Cross jurisdictional working group to tackle crime syndicates

By Tom Ravlic

March 25, 2022

Home affairs minister Karen Andrews said the powers would enable the agencies to fight serious crime online.
Home affairs minister Karen Andrews. (AAP Image/Mick Tsikas)

Organised crime syndicates are set to be the target of a cross-jurisdictional working group in a national effort to disrupt the kind of money-laundering activities that have been revealed at recent Crown Casino and Star City inquiries.

The agreement between ministers from federal, state and territory governments to establish a working group was reached at the most recent meeting of the Ministerial Meeting on Counter-Terrorism, Transnational, Serious and Organised Crime, chaired by Home Affairs minister Karen Andrews.

Key items the working group will consider include consistent legislation across jurisdictions and better reciprocal information-sharing arrangements for exclusion orders that would apply to environments where gambling takes place.

Greater consistency of processes and rules between them related to exclusion orders for people involved in money laundering through casinos, gaming and racing venues is seen as a way of cracking down on money laundering activity.

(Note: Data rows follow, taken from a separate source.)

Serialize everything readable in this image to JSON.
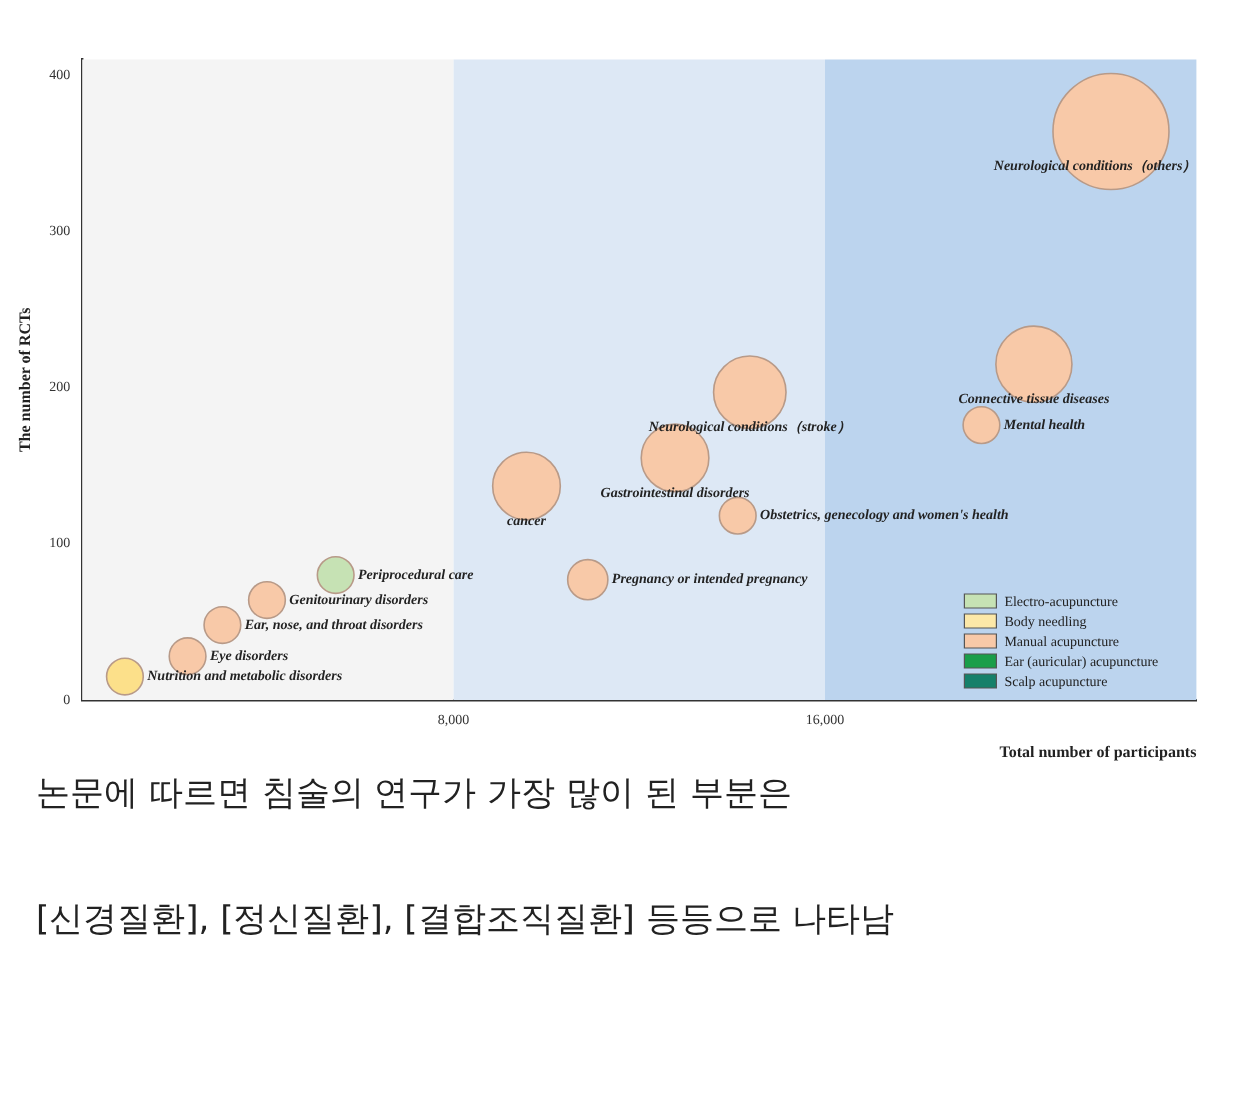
{
  "chart_data": {
    "type": "bubble",
    "xlabel": "Total number of participants",
    "ylabel": "The number of RCTs",
    "xlim": [
      0,
      24000
    ],
    "ylim": [
      0,
      410
    ],
    "xticks": [
      {
        "value": 8000,
        "label": "8,000"
      },
      {
        "value": 16000,
        "label": "16,000"
      }
    ],
    "yticks": [
      0,
      100,
      200,
      300,
      400
    ],
    "grid": false,
    "legend": "bottom right",
    "bands": [
      {
        "axis": "x",
        "from": 0,
        "to": 8000,
        "color": "#f4f4f4"
      },
      {
        "axis": "x",
        "from": 8000,
        "to": 16000,
        "color": "#dde8f5"
      },
      {
        "axis": "x",
        "from": 16000,
        "to": 24000,
        "color": "#bcd4ee"
      }
    ],
    "series": [
      {
        "x": [
          920,
          2270,
          3020,
          3980,
          5460,
          9570,
          10890,
          12770,
          14120,
          14380,
          20500,
          19370,
          22160
        ],
        "values": [
          15,
          28,
          48,
          64,
          80,
          137,
          77,
          155,
          118,
          197,
          215,
          176,
          364
        ],
        "sizes": [
          0.1,
          0.1,
          0.1,
          0.1,
          0.1,
          0.34,
          0.12,
          0.34,
          0.1,
          0.39,
          0.43,
          0.1,
          1
        ],
        "colors": [
          "#fce08a",
          "#f8c9a8",
          "#f8c9a8",
          "#f8c9a8",
          "#c6e2b4",
          "#f8c9a8",
          "#f8c9a8",
          "#f8c9a8",
          "#f8c9a8",
          "#f8c9a8",
          "#f8c9a8",
          "#f8c9a8",
          "#f8c9a8"
        ]
      },
      {
        "name": "Electro-acupuncture",
        "color": "#c6e2b4"
      },
      {
        "name": "Body needling",
        "color": "#fce8a8"
      },
      {
        "name": "Manual acupuncture",
        "color": "#f8c9a8"
      },
      {
        "name": "Ear (auricular) acupuncture",
        "color": "#1a9e4a"
      },
      {
        "name": "Scalp acupuncture",
        "color": "#16806a"
      }
    ],
    "annotations": [
      {
        "text": "Nutrition and metabolic disorders",
        "x": 920,
        "y": 15
      },
      {
        "text": "Eye disorders",
        "x": 2270,
        "y": 28
      },
      {
        "text": "Ear, nose, and throat disorders",
        "x": 3020,
        "y": 48
      },
      {
        "text": "Genitourinary disorders",
        "x": 3980,
        "y": 64
      },
      {
        "text": "Periprocedural care",
        "x": 5460,
        "y": 80
      },
      {
        "text": "cancer",
        "x": 9570,
        "y": 137
      },
      {
        "text": "Pregnancy or intended pregnancy",
        "x": 10890,
        "y": 77
      },
      {
        "text": "Gastrointestinal disorders",
        "x": 12770,
        "y": 155
      },
      {
        "text": "Obstetrics, genecology and women's health",
        "x": 14120,
        "y": 118
      },
      {
        "text": "Neurological conditions（stroke）",
        "x": 14380,
        "y": 197
      },
      {
        "text": "Connective tissue diseases",
        "x": 20500,
        "y": 215
      },
      {
        "text": "Mental health",
        "x": 19370,
        "y": 176
      },
      {
        "text": "Neurological conditions（others）",
        "x": 22160,
        "y": 364
      },
      "논문에 따르면 침술의 연구가 가장 많이 된 부분은",
      "[신경질환], [정신질환], [결합조직질환] 등등으로 나타남"
    ]
  }
}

Money laundering at gambling venues such as casinos has featured prominently in media reporting and in official reporting from various inquiries conducted into Crown Casino’s activities and those of Star City, which is the subject of a current inquiry into New South Wales.

The royal commission into Crown Casino’s operations chaired by Ray Finkelstein QC in Victoria, a Western Australian royal commission into Crown Perth chaired by Neville Owen, and an earlier inquiry chaired in New South Wales by another eminent jurist, Patricia Bergin SC, all discussed the money laundering that had gone on via the use of bank accounts as well as physical currency.

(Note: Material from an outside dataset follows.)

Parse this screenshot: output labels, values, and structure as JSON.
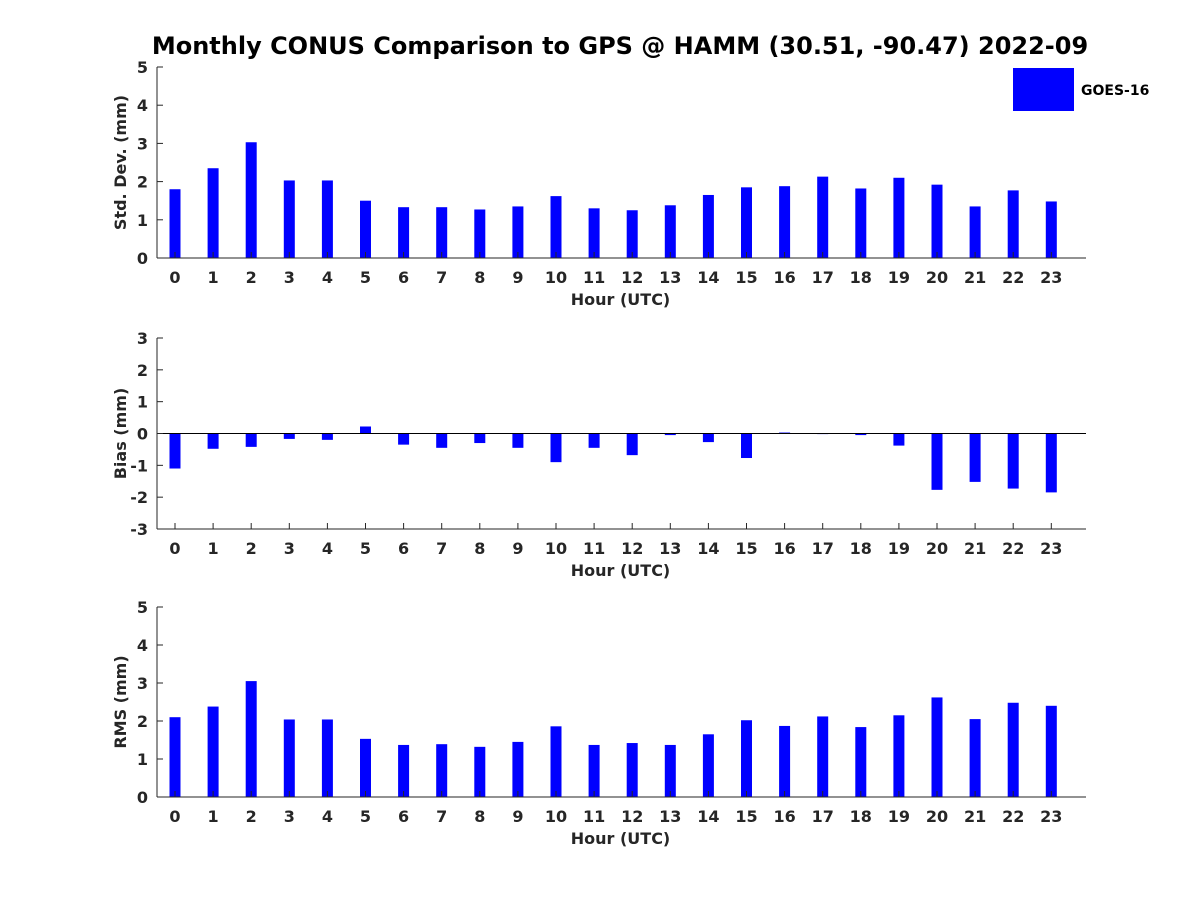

A plan to combat cybercrime was endorsed by the ministers present at the meeting and its centrepiece is a framework for cooperation across commonwealth, state and territory governments to deal with the threat of cybercrime.

A part of the plan for greater cooperation is a $30.9 Cybercrime Capability Fund. That funding must be allocated across three years for national law enforcement initiatives that increase the capacity of agencies to deal with the evolving online threats.

Projects for the first year of funding endorsed by the ministers include specialist training activities, software procurement and technical capability development, operational collaboration on cybercrime, and enhanced victim support.